As crianças são mais vulneráveis a terapias tóxicas porque os seus corpos ainda estão em desenvolvimento e têm muito mais anos de vida ao longo dos quais podem ocorrer complicações. A imunoterapia, uma nova abordagem que usa o sistema imunológico do corpo para combater o cancro, pode causar menos efeitos secundários, mas o seu uso em crianças está ainda muito distante.

Greg Aune tem avançado com experiências no Instituto de Pesquisa de Cancro Pediátrico Greehey, onde supervisiona testes em cobaias sobre os efeitos da quimioterapia, incluindo as antraciclinas, que podem ser tóxicas para o coração. Grande parte da pesquisa sobre efeitos tardios envolve o coração, que é especialmente vulnerável aos tratamentos agressivos na infância.

Além de muitos outros estudos, um novo ensaio clínico em seres humanos pode vir a abrir caminho para o uso generalizado de um novo fármaco designado por Zinecard. Eric Chow, oncologista do Centro de Pesquisa de Cancro Fred Hutchinson em Seattle, lidera um estudo que pretende concluir se o composto previne a deterioração cardíaca a longo prazo.

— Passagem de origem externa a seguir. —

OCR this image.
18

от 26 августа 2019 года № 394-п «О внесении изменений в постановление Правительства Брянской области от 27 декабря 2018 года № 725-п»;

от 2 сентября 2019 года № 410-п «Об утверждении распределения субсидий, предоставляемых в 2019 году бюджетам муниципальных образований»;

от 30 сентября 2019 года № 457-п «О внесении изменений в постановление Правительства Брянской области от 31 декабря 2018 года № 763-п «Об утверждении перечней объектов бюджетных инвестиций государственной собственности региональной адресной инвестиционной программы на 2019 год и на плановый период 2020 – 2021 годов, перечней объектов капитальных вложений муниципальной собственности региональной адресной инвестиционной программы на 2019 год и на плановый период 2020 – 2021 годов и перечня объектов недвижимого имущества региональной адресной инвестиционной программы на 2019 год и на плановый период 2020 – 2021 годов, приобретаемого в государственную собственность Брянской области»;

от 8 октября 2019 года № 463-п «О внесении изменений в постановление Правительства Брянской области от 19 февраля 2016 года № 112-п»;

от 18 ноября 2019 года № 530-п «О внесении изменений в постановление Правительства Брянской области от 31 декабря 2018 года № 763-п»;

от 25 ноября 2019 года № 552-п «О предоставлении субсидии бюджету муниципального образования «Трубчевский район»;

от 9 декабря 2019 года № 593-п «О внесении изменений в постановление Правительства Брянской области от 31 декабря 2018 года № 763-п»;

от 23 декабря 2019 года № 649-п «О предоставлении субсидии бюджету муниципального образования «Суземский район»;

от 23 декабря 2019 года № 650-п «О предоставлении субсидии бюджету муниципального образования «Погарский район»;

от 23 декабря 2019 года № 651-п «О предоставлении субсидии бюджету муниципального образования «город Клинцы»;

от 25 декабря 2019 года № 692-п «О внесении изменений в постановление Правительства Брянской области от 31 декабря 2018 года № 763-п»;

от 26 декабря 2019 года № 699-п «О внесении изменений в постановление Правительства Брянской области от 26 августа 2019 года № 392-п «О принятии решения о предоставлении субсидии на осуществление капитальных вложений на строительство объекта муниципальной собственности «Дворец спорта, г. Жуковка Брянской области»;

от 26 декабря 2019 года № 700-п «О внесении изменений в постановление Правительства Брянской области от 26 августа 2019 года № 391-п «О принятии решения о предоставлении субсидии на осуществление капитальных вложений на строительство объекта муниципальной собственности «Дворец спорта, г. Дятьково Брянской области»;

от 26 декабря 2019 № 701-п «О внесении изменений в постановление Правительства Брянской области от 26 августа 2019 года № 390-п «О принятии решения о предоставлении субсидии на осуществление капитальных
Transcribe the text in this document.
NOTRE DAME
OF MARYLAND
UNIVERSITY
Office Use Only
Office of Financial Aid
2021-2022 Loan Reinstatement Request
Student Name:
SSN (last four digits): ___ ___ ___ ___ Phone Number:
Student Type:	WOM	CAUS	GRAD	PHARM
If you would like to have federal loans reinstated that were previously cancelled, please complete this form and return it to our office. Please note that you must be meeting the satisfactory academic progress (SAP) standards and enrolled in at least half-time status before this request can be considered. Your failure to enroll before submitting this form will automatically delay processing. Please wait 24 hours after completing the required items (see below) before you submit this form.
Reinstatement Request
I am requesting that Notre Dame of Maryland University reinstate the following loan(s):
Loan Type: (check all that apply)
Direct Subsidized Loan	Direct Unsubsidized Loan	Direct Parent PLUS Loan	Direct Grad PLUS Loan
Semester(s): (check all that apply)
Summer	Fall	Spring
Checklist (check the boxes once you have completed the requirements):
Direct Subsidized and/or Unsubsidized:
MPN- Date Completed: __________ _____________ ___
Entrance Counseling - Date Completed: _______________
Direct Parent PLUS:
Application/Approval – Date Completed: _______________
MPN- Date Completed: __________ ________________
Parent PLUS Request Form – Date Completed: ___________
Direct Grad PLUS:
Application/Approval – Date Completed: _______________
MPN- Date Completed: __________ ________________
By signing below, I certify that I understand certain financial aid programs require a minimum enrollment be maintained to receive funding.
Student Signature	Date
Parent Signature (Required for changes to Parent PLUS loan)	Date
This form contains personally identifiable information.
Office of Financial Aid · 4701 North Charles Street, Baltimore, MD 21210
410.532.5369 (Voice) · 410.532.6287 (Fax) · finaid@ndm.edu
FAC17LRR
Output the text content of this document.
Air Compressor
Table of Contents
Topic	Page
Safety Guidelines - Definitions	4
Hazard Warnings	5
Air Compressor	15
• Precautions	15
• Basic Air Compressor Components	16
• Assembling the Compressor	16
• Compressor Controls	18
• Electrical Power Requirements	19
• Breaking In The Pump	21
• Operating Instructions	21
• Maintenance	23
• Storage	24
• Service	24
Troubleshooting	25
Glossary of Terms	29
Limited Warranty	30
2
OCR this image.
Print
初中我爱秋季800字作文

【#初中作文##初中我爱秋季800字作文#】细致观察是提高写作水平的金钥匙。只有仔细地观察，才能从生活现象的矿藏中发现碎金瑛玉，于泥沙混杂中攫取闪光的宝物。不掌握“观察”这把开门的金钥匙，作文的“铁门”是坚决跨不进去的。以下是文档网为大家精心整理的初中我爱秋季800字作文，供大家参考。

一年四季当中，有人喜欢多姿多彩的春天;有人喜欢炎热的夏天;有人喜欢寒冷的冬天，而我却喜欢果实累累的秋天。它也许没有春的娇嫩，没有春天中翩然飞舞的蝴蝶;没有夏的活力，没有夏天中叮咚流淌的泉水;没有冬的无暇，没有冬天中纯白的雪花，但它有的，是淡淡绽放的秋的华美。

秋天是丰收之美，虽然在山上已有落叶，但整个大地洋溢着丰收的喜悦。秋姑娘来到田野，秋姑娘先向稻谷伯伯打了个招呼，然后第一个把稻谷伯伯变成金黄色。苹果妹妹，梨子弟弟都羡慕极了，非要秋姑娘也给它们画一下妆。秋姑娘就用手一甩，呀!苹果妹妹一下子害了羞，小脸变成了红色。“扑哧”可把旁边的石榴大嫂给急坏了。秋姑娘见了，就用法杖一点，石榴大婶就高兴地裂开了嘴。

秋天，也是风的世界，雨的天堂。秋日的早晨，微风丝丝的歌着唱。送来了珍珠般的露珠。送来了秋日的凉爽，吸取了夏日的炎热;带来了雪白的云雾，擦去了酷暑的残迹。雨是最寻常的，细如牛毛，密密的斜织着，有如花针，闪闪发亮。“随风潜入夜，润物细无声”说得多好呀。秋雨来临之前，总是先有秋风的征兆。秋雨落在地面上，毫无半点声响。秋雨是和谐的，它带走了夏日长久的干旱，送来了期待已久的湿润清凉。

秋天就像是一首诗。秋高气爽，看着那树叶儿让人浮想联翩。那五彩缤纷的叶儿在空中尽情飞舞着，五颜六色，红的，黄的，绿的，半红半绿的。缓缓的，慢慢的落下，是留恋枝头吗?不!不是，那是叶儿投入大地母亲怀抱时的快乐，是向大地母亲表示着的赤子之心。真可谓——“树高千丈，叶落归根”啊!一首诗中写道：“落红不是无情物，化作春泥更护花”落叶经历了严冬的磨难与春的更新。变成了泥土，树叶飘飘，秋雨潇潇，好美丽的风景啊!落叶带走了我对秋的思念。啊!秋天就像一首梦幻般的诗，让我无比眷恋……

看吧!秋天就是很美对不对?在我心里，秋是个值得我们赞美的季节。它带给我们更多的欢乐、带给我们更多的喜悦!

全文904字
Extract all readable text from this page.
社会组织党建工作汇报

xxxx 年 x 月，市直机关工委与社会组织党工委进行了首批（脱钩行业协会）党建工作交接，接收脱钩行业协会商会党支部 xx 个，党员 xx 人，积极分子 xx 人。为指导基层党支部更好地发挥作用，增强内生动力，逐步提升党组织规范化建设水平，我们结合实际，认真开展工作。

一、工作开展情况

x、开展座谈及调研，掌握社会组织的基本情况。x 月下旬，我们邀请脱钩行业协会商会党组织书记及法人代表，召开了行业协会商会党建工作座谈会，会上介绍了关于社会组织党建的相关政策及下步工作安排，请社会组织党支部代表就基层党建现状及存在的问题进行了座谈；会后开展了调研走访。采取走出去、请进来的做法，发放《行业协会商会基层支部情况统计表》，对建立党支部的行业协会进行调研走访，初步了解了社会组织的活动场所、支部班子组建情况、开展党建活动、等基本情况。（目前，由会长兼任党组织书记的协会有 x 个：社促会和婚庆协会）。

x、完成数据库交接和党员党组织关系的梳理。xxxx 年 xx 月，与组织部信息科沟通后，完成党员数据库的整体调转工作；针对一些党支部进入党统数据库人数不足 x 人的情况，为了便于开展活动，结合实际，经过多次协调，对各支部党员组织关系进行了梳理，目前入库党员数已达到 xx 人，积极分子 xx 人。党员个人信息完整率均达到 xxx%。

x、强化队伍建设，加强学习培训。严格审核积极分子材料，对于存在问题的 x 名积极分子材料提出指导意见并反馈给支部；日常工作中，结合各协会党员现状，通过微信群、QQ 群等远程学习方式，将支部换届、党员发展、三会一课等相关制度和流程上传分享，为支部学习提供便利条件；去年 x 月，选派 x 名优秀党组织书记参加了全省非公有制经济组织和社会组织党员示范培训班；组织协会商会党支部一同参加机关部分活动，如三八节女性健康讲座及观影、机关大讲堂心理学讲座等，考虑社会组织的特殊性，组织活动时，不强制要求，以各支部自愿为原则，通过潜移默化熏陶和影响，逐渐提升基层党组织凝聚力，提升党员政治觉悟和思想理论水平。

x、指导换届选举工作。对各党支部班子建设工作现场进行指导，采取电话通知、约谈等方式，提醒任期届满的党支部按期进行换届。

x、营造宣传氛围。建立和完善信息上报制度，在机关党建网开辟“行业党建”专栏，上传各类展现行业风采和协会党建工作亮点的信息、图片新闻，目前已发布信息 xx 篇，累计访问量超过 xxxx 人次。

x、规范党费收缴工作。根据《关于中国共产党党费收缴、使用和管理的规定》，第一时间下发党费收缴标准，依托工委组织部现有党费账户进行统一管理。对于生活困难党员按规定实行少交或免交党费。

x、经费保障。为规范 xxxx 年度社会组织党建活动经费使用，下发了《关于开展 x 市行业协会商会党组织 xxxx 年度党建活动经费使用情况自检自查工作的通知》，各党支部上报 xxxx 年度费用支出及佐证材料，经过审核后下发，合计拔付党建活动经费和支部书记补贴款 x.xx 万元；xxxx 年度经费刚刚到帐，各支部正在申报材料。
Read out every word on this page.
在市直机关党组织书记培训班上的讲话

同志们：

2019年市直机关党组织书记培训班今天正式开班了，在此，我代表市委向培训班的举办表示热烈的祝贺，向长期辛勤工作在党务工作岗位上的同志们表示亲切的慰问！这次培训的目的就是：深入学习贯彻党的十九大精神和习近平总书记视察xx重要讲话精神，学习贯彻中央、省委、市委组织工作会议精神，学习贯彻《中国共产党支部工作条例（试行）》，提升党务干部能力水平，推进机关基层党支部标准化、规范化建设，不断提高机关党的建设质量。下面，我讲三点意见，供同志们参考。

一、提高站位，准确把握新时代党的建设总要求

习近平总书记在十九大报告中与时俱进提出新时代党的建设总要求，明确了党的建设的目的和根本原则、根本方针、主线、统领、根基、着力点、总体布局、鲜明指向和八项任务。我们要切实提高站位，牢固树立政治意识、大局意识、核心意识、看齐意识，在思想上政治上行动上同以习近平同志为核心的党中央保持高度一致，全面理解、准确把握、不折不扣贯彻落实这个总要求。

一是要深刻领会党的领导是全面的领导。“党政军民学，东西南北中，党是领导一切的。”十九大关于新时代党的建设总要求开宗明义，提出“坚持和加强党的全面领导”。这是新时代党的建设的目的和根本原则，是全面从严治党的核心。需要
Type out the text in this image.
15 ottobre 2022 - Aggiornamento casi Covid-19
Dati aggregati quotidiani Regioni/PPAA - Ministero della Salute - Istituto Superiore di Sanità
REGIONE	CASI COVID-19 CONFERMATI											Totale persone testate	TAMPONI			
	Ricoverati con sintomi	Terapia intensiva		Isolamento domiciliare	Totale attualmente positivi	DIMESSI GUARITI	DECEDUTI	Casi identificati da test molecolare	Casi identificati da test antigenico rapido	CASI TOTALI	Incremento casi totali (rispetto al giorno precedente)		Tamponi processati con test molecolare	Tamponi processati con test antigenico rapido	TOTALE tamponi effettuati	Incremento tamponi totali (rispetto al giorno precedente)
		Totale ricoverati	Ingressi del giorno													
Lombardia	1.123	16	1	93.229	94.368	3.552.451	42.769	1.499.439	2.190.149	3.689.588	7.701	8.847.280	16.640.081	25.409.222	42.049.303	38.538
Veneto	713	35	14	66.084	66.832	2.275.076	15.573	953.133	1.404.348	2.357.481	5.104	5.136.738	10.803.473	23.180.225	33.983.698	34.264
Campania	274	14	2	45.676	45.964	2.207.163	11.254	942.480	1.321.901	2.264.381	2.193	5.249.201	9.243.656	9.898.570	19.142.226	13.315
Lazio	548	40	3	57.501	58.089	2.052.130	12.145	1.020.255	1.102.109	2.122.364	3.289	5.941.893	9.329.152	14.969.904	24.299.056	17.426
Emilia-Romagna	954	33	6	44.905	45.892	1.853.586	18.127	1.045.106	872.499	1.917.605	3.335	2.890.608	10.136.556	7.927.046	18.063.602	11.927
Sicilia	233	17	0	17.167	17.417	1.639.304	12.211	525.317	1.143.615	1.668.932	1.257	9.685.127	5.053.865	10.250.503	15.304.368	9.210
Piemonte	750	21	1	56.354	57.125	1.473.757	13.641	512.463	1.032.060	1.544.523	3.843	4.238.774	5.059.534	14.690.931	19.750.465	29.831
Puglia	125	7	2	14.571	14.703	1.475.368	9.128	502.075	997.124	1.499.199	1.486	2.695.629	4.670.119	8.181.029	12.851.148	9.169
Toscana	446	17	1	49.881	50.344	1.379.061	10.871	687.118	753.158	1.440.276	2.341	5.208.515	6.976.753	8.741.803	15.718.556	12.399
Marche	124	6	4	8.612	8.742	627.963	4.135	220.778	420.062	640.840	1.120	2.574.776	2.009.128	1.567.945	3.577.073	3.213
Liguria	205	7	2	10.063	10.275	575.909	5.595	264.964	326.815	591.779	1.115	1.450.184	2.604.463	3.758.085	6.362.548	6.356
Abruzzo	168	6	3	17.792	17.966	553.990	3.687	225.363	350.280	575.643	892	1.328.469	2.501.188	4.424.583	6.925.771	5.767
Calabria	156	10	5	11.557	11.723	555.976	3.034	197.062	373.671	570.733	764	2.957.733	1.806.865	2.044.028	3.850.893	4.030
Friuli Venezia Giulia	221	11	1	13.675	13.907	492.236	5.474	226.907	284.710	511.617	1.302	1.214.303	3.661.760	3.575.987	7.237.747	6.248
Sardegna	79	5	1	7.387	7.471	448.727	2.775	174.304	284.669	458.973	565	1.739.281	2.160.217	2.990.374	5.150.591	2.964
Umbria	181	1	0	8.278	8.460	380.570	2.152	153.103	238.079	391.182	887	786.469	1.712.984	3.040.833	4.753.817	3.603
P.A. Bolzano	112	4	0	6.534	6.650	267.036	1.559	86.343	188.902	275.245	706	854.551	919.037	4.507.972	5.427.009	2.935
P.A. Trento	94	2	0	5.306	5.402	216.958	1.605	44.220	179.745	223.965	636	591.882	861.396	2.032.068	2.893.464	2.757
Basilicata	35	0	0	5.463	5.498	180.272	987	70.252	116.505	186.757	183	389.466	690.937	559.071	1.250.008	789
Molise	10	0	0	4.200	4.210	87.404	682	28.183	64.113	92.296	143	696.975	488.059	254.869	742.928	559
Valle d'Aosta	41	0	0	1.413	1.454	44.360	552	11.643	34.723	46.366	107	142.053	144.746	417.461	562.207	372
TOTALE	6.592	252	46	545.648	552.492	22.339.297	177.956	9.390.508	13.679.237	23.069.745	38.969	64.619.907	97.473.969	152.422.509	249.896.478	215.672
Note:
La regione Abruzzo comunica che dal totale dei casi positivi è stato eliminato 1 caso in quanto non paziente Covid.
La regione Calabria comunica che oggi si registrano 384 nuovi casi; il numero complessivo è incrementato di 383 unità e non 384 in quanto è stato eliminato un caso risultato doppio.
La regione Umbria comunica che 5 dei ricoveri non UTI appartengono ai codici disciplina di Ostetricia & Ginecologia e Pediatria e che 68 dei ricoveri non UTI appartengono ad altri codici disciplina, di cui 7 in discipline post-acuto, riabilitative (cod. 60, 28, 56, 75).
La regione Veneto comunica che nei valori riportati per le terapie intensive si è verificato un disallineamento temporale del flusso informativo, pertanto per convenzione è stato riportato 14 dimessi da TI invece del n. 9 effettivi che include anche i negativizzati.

Juntamente com um grupo de vários pesquisadores, o cientista tem vindo a examinar a função cardíaca de pessoas avaliadas no final da década de 90 e no início de 2000 tratadas apenas com doxorrubicina ou em combinação com o Zinecard, que funciona como um protetor cardíaco.

Uma análise preliminar divulgada no início deste mês mostrou que o grupo administrado com o Zinecard parecia ter uma função cardíaca “mais preservada” muitos anos mais tarde. Uma teoria é que o fármaco interfere com uma proteína que torna o tecido cardíaco mais vulnerável a certos agentes quimioterápicos.

Saro Armenian, oncologista pediátrico da City of Hope, na Califórnia, tem adotado outra abordagem para combater os efeitos cardíacos prejudiciais das antraciclinas, através de um composto para a pressão arterial que previne a insuficiência cardiaca.